La Fiscalía 7ª Especializada, a instancia del procesado le formuló cargos como autor del delito de fabricación y tráfico de armas y municiones de uso privativo de las fuerzas armadas, conforme a la descripción del artículo 365 del Código Penal (artículo 202 del Código anterior). Del estudio de los medios de convicción allegados al diligenciamiento, se desprende sin temor a dubitaciones, que en la tarde del 27 de junio del año anterior, el Grupo Gaula luego de desarrollar algunas gestiones de inteligencia logró la captura de un grupo organizado de personas que se dedicaban al tráfico y venta de armas y municiones de uso privativo de las fuerzas armadas, cuyo punto de enlace era la Terminal de Transportes de Ibagué, para cristalizar el proceder en una de las habitaciones del Hotel Varón, ubicado precisamente en las proximidades del paradero de transporte intermunicipal de dicha ciudad.
Lejos de ubicar la conducta en el “porte” del armamento como lo hace el Juez 1° Penal del Circuito Especializado para abstenerse de asumir el conocimiento del proceso; la actividad comportamental desarrollada por las cuatro personas capturadas, se subsume en el transporte y venta del material de guerra, no otra conclusión resulta acertada de las actividades desarrolladas por los organismos de inteligencia del Estado, quienes con anterioridad al día 27 de junio de 2001, aunaban sus esfuerzos para descubrirlos y obtener su aprehensión.
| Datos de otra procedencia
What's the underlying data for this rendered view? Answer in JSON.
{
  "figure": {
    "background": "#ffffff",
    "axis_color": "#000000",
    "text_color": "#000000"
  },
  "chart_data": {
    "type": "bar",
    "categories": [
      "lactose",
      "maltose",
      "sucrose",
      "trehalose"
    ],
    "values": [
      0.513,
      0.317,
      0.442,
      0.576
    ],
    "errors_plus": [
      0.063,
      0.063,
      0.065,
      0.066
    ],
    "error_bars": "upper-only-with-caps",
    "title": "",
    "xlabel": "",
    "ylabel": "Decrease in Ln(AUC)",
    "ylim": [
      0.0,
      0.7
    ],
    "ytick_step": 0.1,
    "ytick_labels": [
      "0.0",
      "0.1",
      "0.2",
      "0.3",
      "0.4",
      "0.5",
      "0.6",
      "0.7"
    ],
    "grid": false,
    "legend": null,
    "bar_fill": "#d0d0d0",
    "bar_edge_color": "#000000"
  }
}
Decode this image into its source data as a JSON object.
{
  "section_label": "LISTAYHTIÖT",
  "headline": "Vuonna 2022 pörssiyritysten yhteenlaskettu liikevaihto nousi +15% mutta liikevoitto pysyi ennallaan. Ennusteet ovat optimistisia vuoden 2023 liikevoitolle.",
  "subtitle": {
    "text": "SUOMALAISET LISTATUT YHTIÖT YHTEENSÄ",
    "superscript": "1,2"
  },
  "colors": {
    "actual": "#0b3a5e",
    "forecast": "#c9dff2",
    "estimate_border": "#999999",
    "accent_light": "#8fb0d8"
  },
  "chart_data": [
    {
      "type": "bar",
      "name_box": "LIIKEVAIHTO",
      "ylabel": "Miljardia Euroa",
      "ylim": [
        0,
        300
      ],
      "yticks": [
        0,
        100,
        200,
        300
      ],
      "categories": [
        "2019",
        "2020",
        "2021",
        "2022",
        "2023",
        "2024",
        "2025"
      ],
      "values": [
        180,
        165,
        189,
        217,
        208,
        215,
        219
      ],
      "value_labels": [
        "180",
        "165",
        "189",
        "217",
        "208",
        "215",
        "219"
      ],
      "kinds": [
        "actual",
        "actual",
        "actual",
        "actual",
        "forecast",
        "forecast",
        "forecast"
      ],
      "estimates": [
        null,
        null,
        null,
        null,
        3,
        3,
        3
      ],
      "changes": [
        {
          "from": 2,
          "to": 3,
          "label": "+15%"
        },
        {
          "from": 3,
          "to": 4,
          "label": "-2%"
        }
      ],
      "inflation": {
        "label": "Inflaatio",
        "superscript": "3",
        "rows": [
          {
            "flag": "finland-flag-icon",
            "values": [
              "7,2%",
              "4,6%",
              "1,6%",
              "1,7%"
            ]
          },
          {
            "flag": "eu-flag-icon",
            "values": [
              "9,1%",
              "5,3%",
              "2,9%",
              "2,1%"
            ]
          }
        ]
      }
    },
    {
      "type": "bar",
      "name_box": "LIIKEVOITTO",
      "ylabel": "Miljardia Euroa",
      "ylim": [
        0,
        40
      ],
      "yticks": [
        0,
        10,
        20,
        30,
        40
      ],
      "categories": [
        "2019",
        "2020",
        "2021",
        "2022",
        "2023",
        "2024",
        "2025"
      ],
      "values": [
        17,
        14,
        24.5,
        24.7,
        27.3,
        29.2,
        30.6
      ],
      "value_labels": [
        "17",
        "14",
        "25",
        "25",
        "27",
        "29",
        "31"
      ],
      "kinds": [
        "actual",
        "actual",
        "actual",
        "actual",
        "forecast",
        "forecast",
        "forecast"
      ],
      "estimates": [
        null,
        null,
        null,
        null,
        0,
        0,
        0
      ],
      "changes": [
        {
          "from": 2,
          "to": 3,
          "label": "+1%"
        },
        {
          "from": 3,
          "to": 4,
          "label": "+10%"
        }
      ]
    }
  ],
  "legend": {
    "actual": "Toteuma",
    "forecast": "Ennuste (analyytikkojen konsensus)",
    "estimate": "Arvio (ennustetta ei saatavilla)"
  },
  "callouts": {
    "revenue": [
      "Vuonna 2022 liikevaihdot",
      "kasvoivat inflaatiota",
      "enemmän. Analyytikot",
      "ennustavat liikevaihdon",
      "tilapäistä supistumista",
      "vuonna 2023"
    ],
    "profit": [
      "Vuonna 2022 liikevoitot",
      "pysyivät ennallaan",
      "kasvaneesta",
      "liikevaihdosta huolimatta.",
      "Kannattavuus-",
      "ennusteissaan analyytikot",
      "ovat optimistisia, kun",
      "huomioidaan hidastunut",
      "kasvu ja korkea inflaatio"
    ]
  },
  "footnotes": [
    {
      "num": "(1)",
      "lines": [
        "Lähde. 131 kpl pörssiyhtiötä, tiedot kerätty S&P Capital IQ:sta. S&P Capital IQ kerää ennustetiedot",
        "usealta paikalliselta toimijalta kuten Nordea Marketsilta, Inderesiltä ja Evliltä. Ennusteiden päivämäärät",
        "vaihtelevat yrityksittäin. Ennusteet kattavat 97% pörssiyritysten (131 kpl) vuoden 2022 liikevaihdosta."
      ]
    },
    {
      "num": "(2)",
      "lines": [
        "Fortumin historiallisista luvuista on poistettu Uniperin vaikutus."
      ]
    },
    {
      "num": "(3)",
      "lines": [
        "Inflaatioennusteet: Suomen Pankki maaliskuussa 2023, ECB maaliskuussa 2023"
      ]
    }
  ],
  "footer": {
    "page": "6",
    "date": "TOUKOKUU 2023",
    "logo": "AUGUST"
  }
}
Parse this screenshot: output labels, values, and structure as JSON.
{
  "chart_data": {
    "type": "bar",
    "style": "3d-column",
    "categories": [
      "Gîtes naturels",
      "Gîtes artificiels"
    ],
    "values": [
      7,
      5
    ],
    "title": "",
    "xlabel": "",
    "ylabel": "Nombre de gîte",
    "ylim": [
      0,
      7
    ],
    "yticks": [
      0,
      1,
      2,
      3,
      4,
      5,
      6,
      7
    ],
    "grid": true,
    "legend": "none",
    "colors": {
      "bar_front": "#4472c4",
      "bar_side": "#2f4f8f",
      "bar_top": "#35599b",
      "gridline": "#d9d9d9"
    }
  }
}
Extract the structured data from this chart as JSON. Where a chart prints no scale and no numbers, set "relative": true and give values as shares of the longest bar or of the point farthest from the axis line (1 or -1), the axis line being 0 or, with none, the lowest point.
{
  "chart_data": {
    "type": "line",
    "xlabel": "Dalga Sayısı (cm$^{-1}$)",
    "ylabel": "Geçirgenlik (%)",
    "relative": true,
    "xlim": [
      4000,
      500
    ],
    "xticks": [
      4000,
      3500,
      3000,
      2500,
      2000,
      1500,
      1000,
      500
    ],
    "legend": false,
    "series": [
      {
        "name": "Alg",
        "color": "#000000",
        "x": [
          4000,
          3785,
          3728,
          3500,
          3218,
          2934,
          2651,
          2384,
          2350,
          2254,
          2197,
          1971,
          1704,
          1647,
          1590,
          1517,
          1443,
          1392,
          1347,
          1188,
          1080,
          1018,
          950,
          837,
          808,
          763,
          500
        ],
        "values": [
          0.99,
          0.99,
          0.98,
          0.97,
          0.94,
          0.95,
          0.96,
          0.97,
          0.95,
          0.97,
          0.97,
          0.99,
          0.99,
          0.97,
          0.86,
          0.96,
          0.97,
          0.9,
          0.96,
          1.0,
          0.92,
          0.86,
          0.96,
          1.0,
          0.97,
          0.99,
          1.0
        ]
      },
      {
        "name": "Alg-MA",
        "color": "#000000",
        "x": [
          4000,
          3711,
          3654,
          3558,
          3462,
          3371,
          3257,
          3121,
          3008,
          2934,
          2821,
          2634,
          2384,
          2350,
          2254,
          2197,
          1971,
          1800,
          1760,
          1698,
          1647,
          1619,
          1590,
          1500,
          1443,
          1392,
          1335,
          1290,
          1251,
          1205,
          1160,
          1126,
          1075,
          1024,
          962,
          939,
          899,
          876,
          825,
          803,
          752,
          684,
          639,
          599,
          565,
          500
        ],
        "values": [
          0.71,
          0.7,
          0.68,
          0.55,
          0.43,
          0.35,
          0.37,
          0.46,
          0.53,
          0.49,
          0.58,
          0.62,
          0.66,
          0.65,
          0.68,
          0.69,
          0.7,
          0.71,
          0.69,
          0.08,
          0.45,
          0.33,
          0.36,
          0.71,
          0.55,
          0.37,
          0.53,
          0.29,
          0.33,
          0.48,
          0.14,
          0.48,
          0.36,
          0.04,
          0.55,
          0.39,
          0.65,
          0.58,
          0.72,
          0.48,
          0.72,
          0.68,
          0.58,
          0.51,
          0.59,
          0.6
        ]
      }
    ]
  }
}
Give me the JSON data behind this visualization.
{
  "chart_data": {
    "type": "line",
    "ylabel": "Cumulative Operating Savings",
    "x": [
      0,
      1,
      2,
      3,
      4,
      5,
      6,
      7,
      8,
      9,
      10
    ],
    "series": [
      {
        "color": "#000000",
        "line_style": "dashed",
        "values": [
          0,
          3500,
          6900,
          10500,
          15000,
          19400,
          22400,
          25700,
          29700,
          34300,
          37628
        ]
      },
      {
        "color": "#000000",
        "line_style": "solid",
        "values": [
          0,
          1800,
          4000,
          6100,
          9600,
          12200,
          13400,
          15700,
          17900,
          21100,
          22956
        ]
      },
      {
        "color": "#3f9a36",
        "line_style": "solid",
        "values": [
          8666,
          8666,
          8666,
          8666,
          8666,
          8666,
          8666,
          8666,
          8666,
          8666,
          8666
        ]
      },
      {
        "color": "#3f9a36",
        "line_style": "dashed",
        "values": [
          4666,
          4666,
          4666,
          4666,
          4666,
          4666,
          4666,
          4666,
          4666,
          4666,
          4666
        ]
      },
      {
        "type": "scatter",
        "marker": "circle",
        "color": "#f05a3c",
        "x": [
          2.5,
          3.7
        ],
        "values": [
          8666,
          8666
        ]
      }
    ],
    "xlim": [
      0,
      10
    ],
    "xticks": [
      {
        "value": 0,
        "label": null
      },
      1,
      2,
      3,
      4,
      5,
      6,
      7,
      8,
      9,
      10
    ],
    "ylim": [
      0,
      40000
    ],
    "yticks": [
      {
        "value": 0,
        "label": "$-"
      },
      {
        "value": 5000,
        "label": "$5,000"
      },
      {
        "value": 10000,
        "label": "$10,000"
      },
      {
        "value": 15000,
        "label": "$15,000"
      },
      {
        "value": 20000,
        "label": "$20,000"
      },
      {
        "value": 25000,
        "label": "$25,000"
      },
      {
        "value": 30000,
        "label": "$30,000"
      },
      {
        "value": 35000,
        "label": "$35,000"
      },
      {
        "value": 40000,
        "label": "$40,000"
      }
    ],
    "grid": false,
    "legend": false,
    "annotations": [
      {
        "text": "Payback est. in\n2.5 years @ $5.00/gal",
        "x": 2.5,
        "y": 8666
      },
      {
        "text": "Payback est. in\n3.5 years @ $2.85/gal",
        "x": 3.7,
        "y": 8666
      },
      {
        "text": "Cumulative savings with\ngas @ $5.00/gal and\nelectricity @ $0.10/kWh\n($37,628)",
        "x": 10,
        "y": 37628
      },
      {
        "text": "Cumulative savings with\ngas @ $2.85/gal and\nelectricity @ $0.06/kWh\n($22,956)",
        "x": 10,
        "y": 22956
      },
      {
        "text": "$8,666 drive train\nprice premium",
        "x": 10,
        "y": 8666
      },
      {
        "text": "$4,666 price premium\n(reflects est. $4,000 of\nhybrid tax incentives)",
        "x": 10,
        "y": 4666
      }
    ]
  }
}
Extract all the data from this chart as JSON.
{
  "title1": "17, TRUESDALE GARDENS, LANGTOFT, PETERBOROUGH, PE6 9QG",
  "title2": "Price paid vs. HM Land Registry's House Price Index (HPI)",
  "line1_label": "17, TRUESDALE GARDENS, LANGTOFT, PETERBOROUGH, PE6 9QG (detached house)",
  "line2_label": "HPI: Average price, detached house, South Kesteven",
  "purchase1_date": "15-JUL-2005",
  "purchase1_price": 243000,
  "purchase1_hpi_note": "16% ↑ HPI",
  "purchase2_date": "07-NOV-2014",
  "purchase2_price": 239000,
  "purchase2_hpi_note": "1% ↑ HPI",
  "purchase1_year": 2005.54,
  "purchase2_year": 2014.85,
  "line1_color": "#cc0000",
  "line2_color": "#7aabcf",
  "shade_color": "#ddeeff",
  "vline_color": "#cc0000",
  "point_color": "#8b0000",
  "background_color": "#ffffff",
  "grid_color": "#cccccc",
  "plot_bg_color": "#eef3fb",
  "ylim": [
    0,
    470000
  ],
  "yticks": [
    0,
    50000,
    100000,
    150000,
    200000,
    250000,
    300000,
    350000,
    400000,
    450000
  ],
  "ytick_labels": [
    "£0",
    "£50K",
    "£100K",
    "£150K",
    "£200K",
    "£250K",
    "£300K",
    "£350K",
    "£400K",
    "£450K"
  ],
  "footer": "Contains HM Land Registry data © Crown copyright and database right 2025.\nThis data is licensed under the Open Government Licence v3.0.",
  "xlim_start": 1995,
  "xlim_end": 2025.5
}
Obviamente, que para transportar el objeto de la ilicitud los procesados tenían que “portar” o “cargar” las cajas de cartón y el maletín que albergaba los elementos incautados, empero, atendiendo el punto de encuentro (terminal de transportes) transitoriedad en la ciudad de Ibagué, concretamente en el “Hotel Varón”, el desconocimiento del origen y destino de la misma munición y el hallazgo de la suma de $6.180.000.oo pesos encontrados en el allanamiento efectuado en una de las casas que frecuenta el acusado ALFARO CASTRO FERNÁNDEZ, llevan a inferir que efectivamente se trataba de la negociación ilícita de aquella mercancía, que de acuerdo con el Decreto 2535 de 1993, estatuto que determina las normas y requisitos para la clasificación de las armas de uso privativo de la fuerza pública y las de defensa personal, en sus artículos 8 y 11, los ha tenido en cuenta en los literal g y j del artículo 8, como armas de guerra, por tanto, de uso privativo de la fuerza pública.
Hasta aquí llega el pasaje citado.